Los Ataúdes Abandonados: Una Sombra en la Memoria
El crepúsculo se cernía sobre la tranquila cuadra, bañando las casas de una penumbra ominosa. Aquella noche, la oscuridad se apoderaría de las mentes desprevenidas, entre sombras y susurros siniestros.
El aire estaba impregnado de un aura densa, como si la tragedia se hubiera quedado suspendida en cada rincón. La narración comenzó con la noticia de la muerte del hijo menor de la tía Sandra, en su propio cumpleaños. Un presentimiento hizo que acudiera a la fiesta, y lo que descubrió fue más aterrador de lo que jamás habría imaginado.
El pastel destrozado, un espectro de caos, pero la verdadera pesadilla estaba por develarse. La búsqueda del niño llevó a explorar cada rincón de la casa, del jardín, e incluso más allá. La desesperación se apoderaba de los presentes, mientras la paranoia se insinuaba en sus mentes.
Cuatro horas después, el hallazgo trascendió los límites de la cordura. El niño, asfixiado dentro de un ataúd en una bodega. Pero la macabra historia no comenzaba allí. La pregunta latente: ¿por qué había un ataúd en su casa?
Semanas atrás, una camioneta de carga abandonada, cargada con ataúdes, había aparecido en la esquina de la cuadra. Los vecinos, seducidos por la morbidez, se lanzaron a explorarla, descubriendo que los féretros estaban vacíos. Un oscuro presentimiento se esparció como una sombra, pero la avaricia y la imprudencia no conocen límites.
Los ataúdes fueron saqueados, cada uno llevado a un nuevo hogar. Y así, las muertes comenzaron a sucederse. El segundo fallecido, muerto por un susto, encontró reposo en el ataúd que él mismo había cargado desde la ominosa camioneta. Las perturbadoras conexiones se tejían, como hilos invisibles en una telaraña maldita.
La creencia se arraigó: los ataúdes estaban malditos. ¿Habrías tenido el coraje de guardar uno en tu hogar? La paranoia se extendió, y cada casa con un féretro era marcada por el destino.
El relato se deslizaba entre los entrelazados destinos de los dueños de los ataúdes.
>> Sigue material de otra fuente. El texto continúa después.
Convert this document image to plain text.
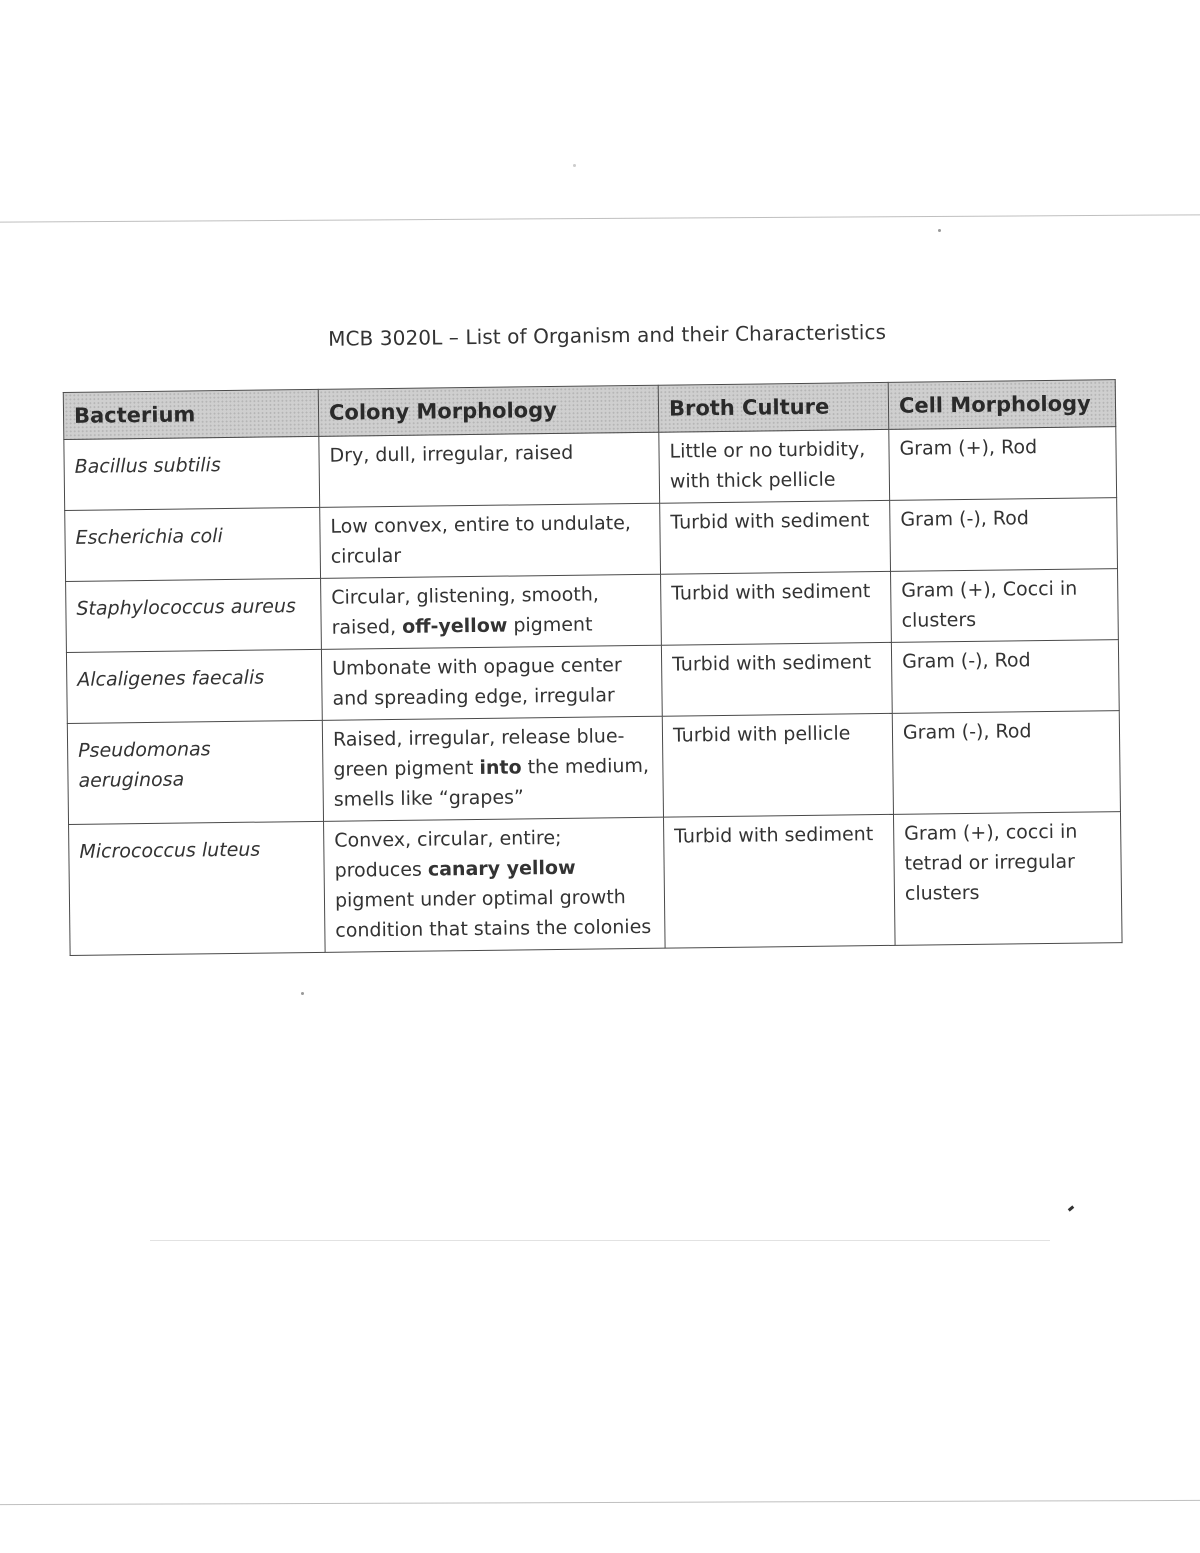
MCB 3020L – List of Organism and their Characteristics
Bacterium	Colony Morphology	Broth Culture	Cell Morphology
Bacillus subtilis	Dry, dull, irregular, raised	Little or no turbidity, with thick pellicle	Gram (+), Rod
Escherichia coli	Low convex, entire to undulate, circular	Turbid with sediment	Gram (-), Rod
Staphylococcus aureus	Circular, glistening, smooth, raised, off-yellow pigment	Turbid with sediment	Gram (+), Cocci in clusters
Alcaligenes faecalis	Umbonate with opague center and spreading edge, irregular	Turbid with sediment	Gram (-), Rod
Pseudomonas aeruginosa	Raised, irregular, release blue-green pigment into the medium, smells like “grapes”	Turbid with pellicle	Gram (-), Rod
Micrococcus luteus	Convex, circular, entire; produces canary yellow pigment under optimal growth condition that stains the colonies	Turbid with sediment	Gram (+), cocci in tetrad or irregular clusters
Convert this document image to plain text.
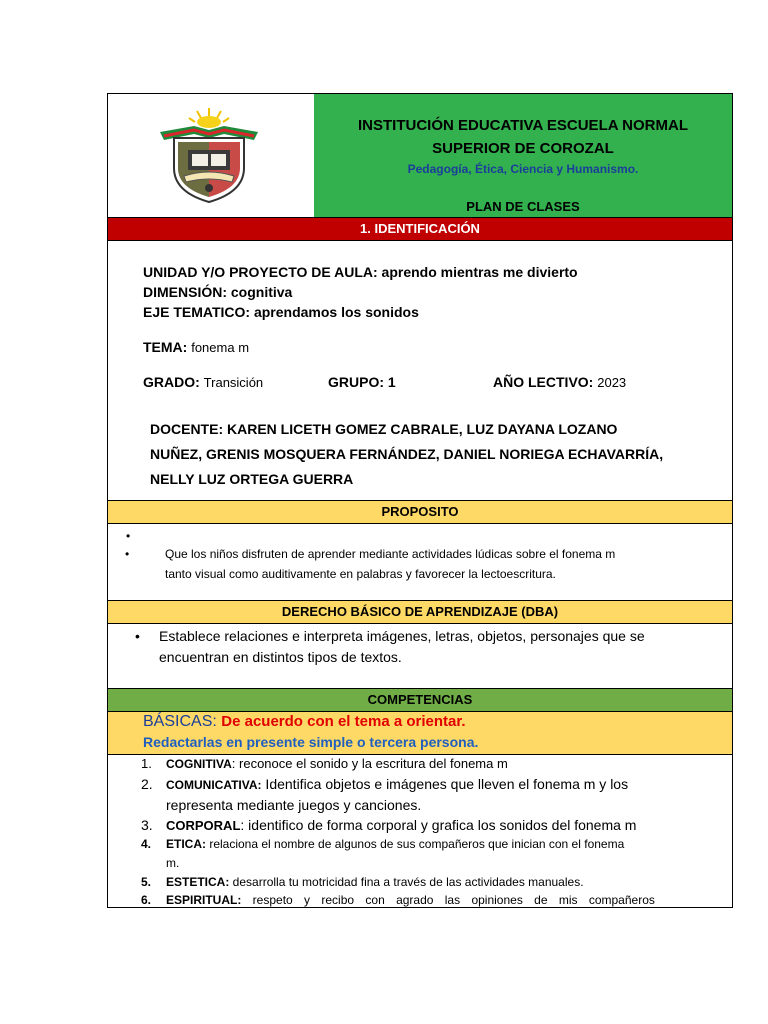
INSTITUCIÓN EDUCATIVA ESCUELA NORMAL
SUPERIOR DE COROZAL
Pedagogía, Ética, Ciencia y Humanismo.
PLAN DE CLASES
1. IDENTIFICACIÓN
UNIDAD Y/O PROYECTO DE AULA: aprendo mientras me divierto
DIMENSIÓN: cognitiva
EJE TEMATICO: aprendamos los sonidos
TEMA: fonema m
GRADO: Transición	GRUPO: 1	AÑO LECTIVO: 2023
DOCENTE: KAREN LICETH GOMEZ CABRALE, LUZ DAYANA LOZANO
NUÑEZ, GRENIS MOSQUERA FERNÁNDEZ, DANIEL NORIEGA ECHAVARRÍA,
NELLY LUZ ORTEGA GUERRA
PROPOSITO
•
•	Que los niños disfruten de aprender mediante actividades lúdicas sobre el fonema m
tanto visual como auditivamente en palabras y favorecer la lectoescritura.
DERECHO BÁSICO DE APRENDIZAJE (DBA)
•	Establece relaciones e interpreta imágenes, letras, objetos, personajes que se
encuentran en distintos tipos de textos.
COMPETENCIAS
BÁSICAS: De acuerdo con el tema a orientar.
Redactarlas en presente simple o tercera persona.
1. COGNITIVA: reconoce el sonido y la escritura del fonema m
2. COMUNICATIVA: Identifica objetos e imágenes que lleven el fonema m y los
representa mediante juegos y canciones.
3. CORPORAL: identifico de forma corporal y grafica los sonidos del fonema m
4. ETICA: relaciona el nombre de algunos de sus compañeros que inician con el fonema
m.
5. ESTETICA: desarrolla tu motricidad fina a través de las actividades manuales.
6. ESPIRITUAL: respeto y recibo con agrado las opiniones de mis compañeros
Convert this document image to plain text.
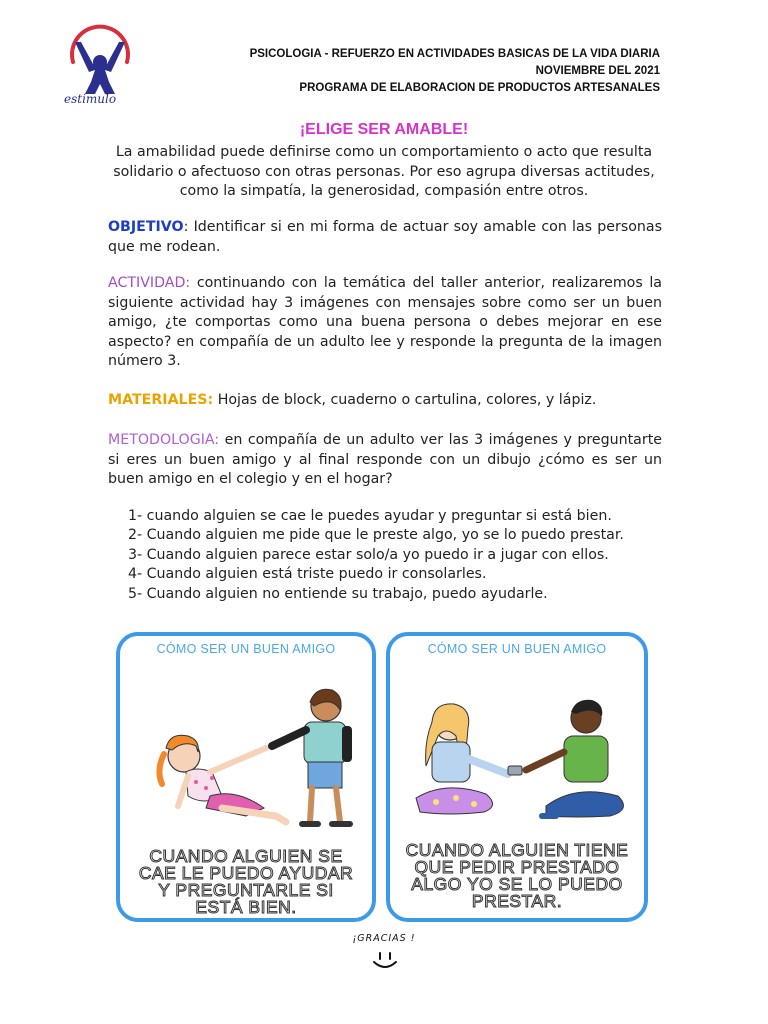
estimulo
PSICOLOGIA - REFUERZO EN ACTIVIDADES BASICAS DE LA VIDA DIARIA
NOVIEMBRE DEL 2021
PROGRAMA DE ELABORACION DE PRODUCTOS ARTESANALES
¡ELIGE SER AMABLE!
La amabilidad puede definirse como un comportamiento o acto que resulta solidario o afectuoso con otras personas. Por eso agrupa diversas actitudes, como la simpatía, la generosidad, compasión entre otros.
OBJETIVO: Identificar si en mi forma de actuar soy amable con las personas que me rodean.
ACTIVIDAD: continuando con la temática del taller anterior, realizaremos la siguiente actividad hay 3 imágenes con mensajes sobre como ser un buen amigo, ¿te comportas como una buena persona o debes mejorar en ese aspecto? en compañía de un adulto lee y responde la pregunta de la imagen número 3.
MATERIALES: Hojas de block, cuaderno o cartulina, colores, y lápiz.
METODOLOGIA: en compañía de un adulto ver las 3 imágenes y preguntarte si eres un buen amigo y al final responde con un dibujo ¿cómo es ser un buen amigo en el colegio y en el hogar?
1- cuando alguien se cae le puedes ayudar y preguntar si está bien.
2- Cuando alguien me pide que le preste algo, yo se lo puedo prestar.
3- Cuando alguien parece estar solo/a yo puedo ir a jugar con ellos.
4- Cuando alguien está triste puedo ir consolarles.
5- Cuando alguien no entiende su trabajo, puedo ayudarle.
CÓMO SER UN BUEN AMIGO
CUANDO ALGUIEN SE
CAE LE PUEDO AYUDAR
Y PREGUNTARLE SI
ESTÁ BIEN.
CÓMO SER UN BUEN AMIGO
CUANDO ALGUIEN TIENE
QUE PEDIR PRESTADO
ALGO YO SE LO PUEDO
PRESTAR.
¡GRACIAS !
La tercera víctima, desaparecida sin dejar rastro, solo para ser descubierta colgando de un árbol en su propio patio. La cuarta, un matrimonio que abrazó la muerte en un último acto desesperado, envueltos por las llamas del ataúd en su hogar.
La tensión crecía, palpable en la narrativa, como si el lector estuviera inmerso en la espiral de desgracia que rodeaba a la maldición de los ataúdes. Los vecinos, presos del terror, se preguntaban si la fatalidad los alcanzaría también.
Finalmente, la última familia, ausente en la cuadra, se enfrentó a su destino en Chavarría. Las luces parpadeantes, los recados sin respuesta, y el regreso del padre sin vida, producto de un accidente en el camino.
La historia concluía con la lección aprendida: lo ajeno no se toca. La cuadra, sumida en el silencio posterior a la tormenta, anhelaba dejar atrás los eventos que los habían marcado desde el 2001. Pero el miedo persistía, como una sombra insidiosa, recordándoles que la oscuridad puede ocultar secretos macabros, listos para emerger y teñir de horror sus vidas.